Stubborn Reality

“Reality is that which when you stop believing in it doesn’t go away.”

So said Philip Dick, the prolific science fiction writer who died almost thirty years ago. I am a sucker for short, provocative assertions like that. I like writers (like T.S. Eliot and George Eliot [no relation]) who use a lot of epigraphs, as I often do myself, and I think I will use Dick’s tantalizing assertion somewhere in my Skeptical Believer work in progress.

My first, easy thought is that it applies well to God. Not believing in God doesn’t get God out of your life, much less the universe. It merely makes you further removed from reality. But of course I can’t prove that. The inverse (?) of the assertion is that believing in something (such as God) doesn’t make it real, which is what any atheist could say in return.

Still, I like the assertion and I think it has wide application outside the arena of ultimate questions.
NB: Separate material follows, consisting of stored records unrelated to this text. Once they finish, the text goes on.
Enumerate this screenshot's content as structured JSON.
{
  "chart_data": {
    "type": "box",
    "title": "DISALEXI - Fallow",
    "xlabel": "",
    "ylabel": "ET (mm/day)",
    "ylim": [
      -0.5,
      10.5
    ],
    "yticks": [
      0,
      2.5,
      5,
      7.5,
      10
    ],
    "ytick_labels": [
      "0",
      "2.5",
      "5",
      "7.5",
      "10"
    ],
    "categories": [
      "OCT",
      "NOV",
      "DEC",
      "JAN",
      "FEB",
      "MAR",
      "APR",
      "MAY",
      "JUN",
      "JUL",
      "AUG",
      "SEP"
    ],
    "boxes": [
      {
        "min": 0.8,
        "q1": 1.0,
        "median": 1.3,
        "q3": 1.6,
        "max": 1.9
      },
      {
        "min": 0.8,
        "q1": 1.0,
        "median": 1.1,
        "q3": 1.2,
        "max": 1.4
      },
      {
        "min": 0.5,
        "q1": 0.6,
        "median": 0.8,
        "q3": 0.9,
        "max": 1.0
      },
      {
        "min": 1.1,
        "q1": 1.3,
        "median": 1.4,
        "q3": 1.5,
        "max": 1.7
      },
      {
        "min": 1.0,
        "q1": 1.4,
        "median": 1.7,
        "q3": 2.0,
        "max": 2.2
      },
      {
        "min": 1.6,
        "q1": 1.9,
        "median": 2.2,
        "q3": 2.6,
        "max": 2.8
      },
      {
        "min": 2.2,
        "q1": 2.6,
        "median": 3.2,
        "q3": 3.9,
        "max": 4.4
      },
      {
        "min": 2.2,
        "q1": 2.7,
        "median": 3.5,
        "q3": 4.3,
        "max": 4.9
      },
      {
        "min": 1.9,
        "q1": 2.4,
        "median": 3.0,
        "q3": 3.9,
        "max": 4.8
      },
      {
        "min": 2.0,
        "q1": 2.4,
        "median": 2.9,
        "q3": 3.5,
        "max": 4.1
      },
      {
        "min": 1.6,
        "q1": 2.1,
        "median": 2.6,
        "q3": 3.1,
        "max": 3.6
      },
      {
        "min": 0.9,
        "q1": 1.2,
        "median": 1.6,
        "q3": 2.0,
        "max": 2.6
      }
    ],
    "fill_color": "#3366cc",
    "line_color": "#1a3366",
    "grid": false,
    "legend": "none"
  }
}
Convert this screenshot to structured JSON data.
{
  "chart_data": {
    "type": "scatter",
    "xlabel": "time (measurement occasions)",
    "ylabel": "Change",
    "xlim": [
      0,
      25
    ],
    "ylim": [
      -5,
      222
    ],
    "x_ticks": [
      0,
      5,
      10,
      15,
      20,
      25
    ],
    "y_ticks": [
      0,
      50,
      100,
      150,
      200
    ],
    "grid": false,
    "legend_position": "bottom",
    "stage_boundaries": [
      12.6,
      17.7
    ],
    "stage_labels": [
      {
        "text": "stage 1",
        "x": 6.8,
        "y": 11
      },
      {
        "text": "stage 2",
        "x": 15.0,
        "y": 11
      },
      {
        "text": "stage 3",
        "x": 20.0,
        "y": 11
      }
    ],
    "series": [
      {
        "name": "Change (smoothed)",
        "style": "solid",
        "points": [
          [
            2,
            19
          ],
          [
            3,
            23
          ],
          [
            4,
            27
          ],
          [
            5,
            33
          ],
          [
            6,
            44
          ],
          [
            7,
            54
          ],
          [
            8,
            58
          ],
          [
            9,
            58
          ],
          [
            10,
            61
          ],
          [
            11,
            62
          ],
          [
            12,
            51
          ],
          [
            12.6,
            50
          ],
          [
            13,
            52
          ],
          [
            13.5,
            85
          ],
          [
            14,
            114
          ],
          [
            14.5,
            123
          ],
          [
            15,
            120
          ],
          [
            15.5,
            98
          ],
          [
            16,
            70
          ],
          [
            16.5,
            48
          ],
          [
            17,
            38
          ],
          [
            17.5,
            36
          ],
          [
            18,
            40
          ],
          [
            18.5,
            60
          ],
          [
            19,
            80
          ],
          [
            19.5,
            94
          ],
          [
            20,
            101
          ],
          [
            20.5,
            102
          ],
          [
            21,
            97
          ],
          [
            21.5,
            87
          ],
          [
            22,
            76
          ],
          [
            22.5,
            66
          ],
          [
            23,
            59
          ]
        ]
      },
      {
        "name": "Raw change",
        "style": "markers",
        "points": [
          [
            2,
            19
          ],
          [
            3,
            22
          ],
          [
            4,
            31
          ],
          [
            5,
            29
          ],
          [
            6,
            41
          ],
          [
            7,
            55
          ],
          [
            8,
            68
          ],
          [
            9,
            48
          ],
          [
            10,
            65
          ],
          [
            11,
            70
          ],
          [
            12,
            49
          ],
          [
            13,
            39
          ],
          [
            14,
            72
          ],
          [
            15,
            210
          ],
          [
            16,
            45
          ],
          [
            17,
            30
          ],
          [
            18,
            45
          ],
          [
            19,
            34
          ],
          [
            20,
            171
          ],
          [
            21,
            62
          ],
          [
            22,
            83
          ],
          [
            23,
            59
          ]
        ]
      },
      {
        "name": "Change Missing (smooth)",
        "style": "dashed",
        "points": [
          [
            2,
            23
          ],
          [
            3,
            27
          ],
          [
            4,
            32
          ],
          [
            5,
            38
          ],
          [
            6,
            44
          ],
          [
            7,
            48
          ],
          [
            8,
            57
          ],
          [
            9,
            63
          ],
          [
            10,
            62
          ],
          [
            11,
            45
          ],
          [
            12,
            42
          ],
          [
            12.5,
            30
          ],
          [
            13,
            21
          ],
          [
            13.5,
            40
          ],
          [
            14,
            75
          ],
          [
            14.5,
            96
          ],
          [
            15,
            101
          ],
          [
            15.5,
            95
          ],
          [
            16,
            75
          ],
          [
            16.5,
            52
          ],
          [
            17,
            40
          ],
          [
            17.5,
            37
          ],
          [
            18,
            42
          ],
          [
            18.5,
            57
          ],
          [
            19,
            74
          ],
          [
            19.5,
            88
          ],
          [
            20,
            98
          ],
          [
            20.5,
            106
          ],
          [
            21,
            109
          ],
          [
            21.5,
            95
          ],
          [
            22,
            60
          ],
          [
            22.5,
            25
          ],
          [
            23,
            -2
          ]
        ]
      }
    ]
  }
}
It certainly applies to a lot of political situations, including our current budget debates. It applies in personal and societal relationships and most everywhere else.

I don’t think the principle is particularly helpful in doing battle with adversaries, because both sides simply claim the other is the one ignoring reality. But I do believe it can be helpful in self-assessment, in the quiet of one’s own heart where you can sometimes admit things to yourself that you would not acknowledge publicly. “What do I fail to believe—or fail to act on—that nevertheless seems not to go away?”

Each of us prefers that some aspect of “reality,” simply “go away”–but reality, alas, is famously stubborn.